The fact that the Dean of Students went to such great lengths to punish students is also a major concern. As detailed above, the Dean of Students’ Office used various methods to gather evidence in sanctioning students. One of these was checking charges to the Coop Store and Fountain the night of the event. It is not unprecedented for the Dean of Students’ Office to check swipe records in instances of theft and vandalism, but a very important distinction must be drawn between checking these private records for criminal activity and checking them for evidence in [relatively] petty cases of alcohol policy violation. At what point is the Dean of Students’ Office invading our privacy? How far will they go? And in what instances? There is also no indication that private records like these were merely used to corroborate other existing evidence.
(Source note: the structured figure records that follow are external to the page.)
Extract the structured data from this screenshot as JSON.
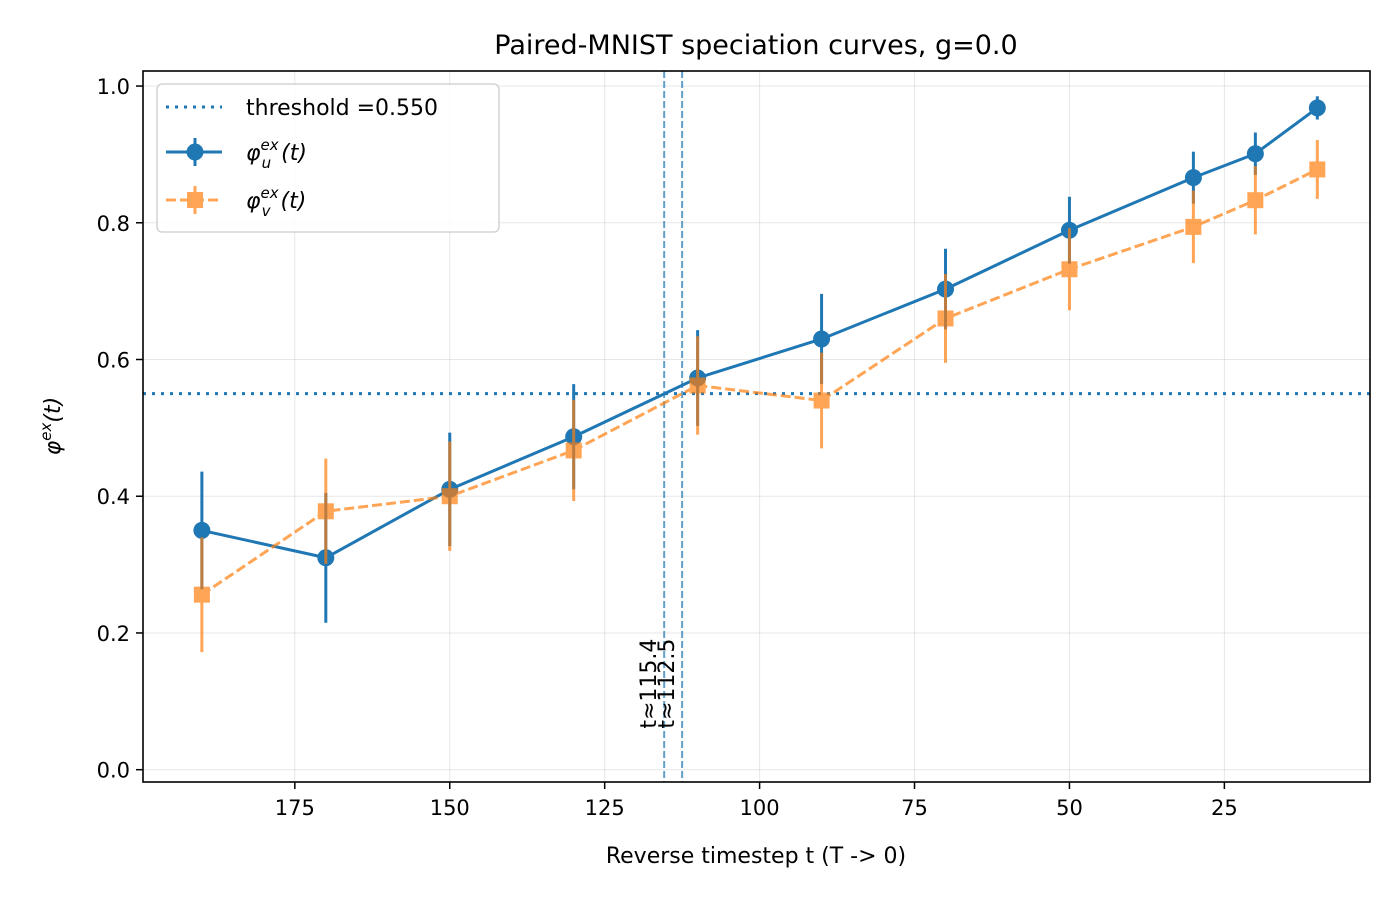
{
  "chart_data": {
    "type": "line",
    "title": "Paired-MNIST speciation curves, g=0.0",
    "xlabel": "Reverse timestep t (T -> 0)",
    "ylabel_base": "φ",
    "ylabel_sup": "ex",
    "ylabel_tail": "(t)",
    "xlim": [
      199.5,
      1.5
    ],
    "ylim": [
      -0.018,
      1.022
    ],
    "x_ticks": [
      175,
      150,
      125,
      100,
      75,
      50,
      25
    ],
    "x_tick_labels": [
      "175",
      "150",
      "125",
      "100",
      "75",
      "50",
      "25"
    ],
    "y_ticks": [
      0.0,
      0.2,
      0.4,
      0.6,
      0.8,
      1.0
    ],
    "y_tick_labels": [
      "0.0",
      "0.2",
      "0.4",
      "0.6",
      "0.8",
      "1.0"
    ],
    "grid": true,
    "legend_position": "upper-left",
    "threshold": {
      "label": "threshold =0.550",
      "value": 0.55,
      "color": "#1f77b4"
    },
    "series": [
      {
        "name_base": "φ",
        "name_sup": "ex",
        "name_sub": "u",
        "name_tail": "(t)",
        "color": "#1f77b4",
        "marker": "circle",
        "line_style": "solid",
        "x": [
          190,
          170,
          150,
          130,
          110,
          90,
          70,
          50,
          30,
          20,
          10
        ],
        "y": [
          0.35,
          0.31,
          0.41,
          0.487,
          0.573,
          0.63,
          0.703,
          0.789,
          0.866,
          0.901,
          0.968
        ],
        "err": [
          0.086,
          0.095,
          0.083,
          0.077,
          0.07,
          0.066,
          0.059,
          0.049,
          0.038,
          0.031,
          0.017
        ]
      },
      {
        "name_base": "φ",
        "name_sup": "ex",
        "name_sub": "v",
        "name_tail": "(t)",
        "color": "#ff7f0e",
        "marker": "square",
        "line_style": "dashed",
        "x": [
          190,
          170,
          150,
          130,
          110,
          90,
          70,
          50,
          30,
          20,
          10
        ],
        "y": [
          0.256,
          0.378,
          0.4,
          0.467,
          0.562,
          0.54,
          0.66,
          0.732,
          0.794,
          0.833,
          0.878
        ],
        "err": [
          0.084,
          0.077,
          0.08,
          0.074,
          0.072,
          0.07,
          0.065,
          0.06,
          0.053,
          0.05,
          0.043
        ]
      }
    ],
    "crossings": [
      {
        "x": 115.4,
        "label": "t≈115.4"
      },
      {
        "x": 112.5,
        "label": "t≈112.5"
      }
    ]
  }
}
Instead, the swipe records appear to have been a source for establishing the evidence itself.
An even more complex issue arises with the use of Coop charges as explicit evidence that students participated in a drinking game. Substantial room for error arises out of a practice like this. Consider one student that was working at the Fountain that night. Out of goodwill, they charged $.47 to their card for another student that had forgotten their ID. The Fountain employee was fined as a participant in a drinking game. While the sanction was eventually dropped, it was only done so with hesitation and only after the employee had proven that they had been working that night. As with any other case concerning store logs, it appears that the Dean of Students presumed the students guilt before innocence, which we find troubling.
We hope that Dean of Students and her office will more thoroughly consider the implications of such divisive action, particularly with regard to the “safe and welcoming community” that they seek. Further, we insist that the Dean of Students’ Office provide a much more open dialogue concerning its expectations, particularly with regard to events that it finds dangerous enough to pursue with post-facto investigations seeking to punish student participants. Furthermore, students have a right to know what constitutes their privacy on campus. We realize that this could simply be an isolated incident, but now that the administration opened Pandora’s box, it must consider what procedural precedent it wants to set and inform the students accordingly.